Report: Audrey Hale, shooter at Covenant School in Nashville, wrote in her diary that she hoped to make the Columbine shooters proud
Nashville school shooter Audrey Hale wrote in a diary entry that she hoped to make the Columbine shooters proud when she opened fire on her former Christian elementary school, killing six people.
“I want my massacre to end in a way that Eric (Harris) and Dylan (Klebold) would be proud of,” Hale wrote in handwriting at the bottom of a lined page of her diary, according to evidence photos of the book obtained and published by the Tennessee Star.
“April 1999 – the year Columbine/NBK was born… (04/20/1999). The year Aiden was born… (03/27/23!),” Hale wrote in another entry, referring to the male name Aiden that she chose for herself.
Hale, a 28-year-old trans artist, stormed into Covenant School on March 27, 2023, and shot three 9-year-old children and three adult staff members before she was killed by police officers.
She planned the “massacre” months in advance and described her suicidal thoughts in the diary entries – which were at the center of a highly contentious legal battle between the publisher of the Tennessee Star and the families of the victims.
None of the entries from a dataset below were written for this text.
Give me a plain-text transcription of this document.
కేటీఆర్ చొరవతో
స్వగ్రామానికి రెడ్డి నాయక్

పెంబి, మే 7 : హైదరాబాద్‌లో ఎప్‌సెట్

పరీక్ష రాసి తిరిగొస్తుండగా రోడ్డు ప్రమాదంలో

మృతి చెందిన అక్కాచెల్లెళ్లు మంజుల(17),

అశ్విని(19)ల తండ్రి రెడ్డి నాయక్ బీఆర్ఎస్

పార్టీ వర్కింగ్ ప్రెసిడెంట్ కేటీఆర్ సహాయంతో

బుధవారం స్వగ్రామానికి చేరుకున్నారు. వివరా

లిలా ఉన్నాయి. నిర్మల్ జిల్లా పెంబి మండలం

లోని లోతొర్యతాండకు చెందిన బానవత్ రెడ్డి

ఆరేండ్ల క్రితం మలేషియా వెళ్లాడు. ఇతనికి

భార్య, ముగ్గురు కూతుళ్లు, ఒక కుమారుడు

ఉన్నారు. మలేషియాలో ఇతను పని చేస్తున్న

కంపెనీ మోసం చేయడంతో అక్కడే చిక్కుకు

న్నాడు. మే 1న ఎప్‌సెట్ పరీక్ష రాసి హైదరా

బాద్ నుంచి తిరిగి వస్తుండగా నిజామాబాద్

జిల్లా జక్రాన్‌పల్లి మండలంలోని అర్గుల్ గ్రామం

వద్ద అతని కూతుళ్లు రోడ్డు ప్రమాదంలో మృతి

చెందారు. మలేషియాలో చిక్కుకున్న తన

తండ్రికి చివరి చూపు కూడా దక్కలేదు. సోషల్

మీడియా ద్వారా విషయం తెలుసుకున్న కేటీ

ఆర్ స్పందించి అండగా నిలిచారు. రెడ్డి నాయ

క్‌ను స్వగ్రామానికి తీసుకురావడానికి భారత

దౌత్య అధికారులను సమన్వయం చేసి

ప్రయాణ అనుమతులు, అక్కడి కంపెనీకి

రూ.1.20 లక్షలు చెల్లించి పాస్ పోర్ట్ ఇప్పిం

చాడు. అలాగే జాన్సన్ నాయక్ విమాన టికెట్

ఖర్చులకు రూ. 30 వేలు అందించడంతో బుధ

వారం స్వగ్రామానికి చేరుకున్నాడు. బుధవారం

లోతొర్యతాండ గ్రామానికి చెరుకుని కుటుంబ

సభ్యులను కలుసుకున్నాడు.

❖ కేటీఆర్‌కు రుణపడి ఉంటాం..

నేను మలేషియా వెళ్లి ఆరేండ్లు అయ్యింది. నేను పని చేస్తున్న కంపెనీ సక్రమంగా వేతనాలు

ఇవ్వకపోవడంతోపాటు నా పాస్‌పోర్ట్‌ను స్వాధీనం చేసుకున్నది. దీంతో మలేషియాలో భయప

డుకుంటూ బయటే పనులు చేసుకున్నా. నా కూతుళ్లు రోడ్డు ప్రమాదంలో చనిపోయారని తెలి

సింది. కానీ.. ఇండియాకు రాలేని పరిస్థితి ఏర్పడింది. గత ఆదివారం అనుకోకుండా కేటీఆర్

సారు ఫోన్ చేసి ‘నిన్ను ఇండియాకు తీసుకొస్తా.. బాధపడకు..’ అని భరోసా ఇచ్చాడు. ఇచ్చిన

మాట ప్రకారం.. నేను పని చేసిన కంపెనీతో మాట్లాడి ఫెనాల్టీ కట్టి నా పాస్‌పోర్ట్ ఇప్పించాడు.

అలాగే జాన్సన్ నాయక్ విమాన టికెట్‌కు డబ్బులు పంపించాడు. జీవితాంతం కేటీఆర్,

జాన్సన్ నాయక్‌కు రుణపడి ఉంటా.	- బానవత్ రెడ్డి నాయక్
“Idc (I don’t care) if people die since I’m the shooter because I’m going to die too,” Hale scribbled on another page. “I would kill to die… My only true motivation = mass suicide plus death (infinite).”
The diary is full of largely confused ramblings, doodles, and descriptions of self-hatred and plans to raid the private school with murderers.
Hale’s final entry on the day of the mass shooting is titled “Day of Death” and is next to a drawing of a gun.
“Today is the day. The day is finally here! I can’t believe it. I don’t know how I made it this far but here I am,” she wrote.
“I’m a little nervous but also excited, I’ve been excited for the last two weeks,” she continued. “There were several occasions where I could have been caught, especially in the summer of 2021. None of that matters now. I’m almost an hour and 7 miles away.
“I can’t believe I’m doing this, but I’m ready. I hope my victims aren’t,” Hale scribbled emotionlessly.
The entries were among 90 pages of text from Hale’s notebook published by The Star on Tuesday.
The local newspaper obtained the diary entries from a source familiar with the investigation into Hale in June 2024 and argued that it had the right to publish the results under the First Amendment.
But the parents of the three children killed by Hale – William Kinney, Evelyn Dieckhaus and Hallie Scruggs – have asked a judge to prohibit the media from publishing the killer’s writings.
“I will not stand idly by while this shooter’s writings are published in any way. This mass murderer must not speak from the grave,” Erin Kinney, William’s mother, wrote in an affidavit.
The families’ lawyers argued that they owned the copyright to the writings because Hale’s parents gave the estate to the victims’ families after the shooting.
Free speech advocates and media outlets like The Star have also sued law enforcement agencies to demand the release of all of Hale’s writings, arguing that the public has a right to know the motives behind the senseless killings.
The entries released Tuesday came from just one of 20 diaries Hale kept, along with a suicide note and unpublished memoirs.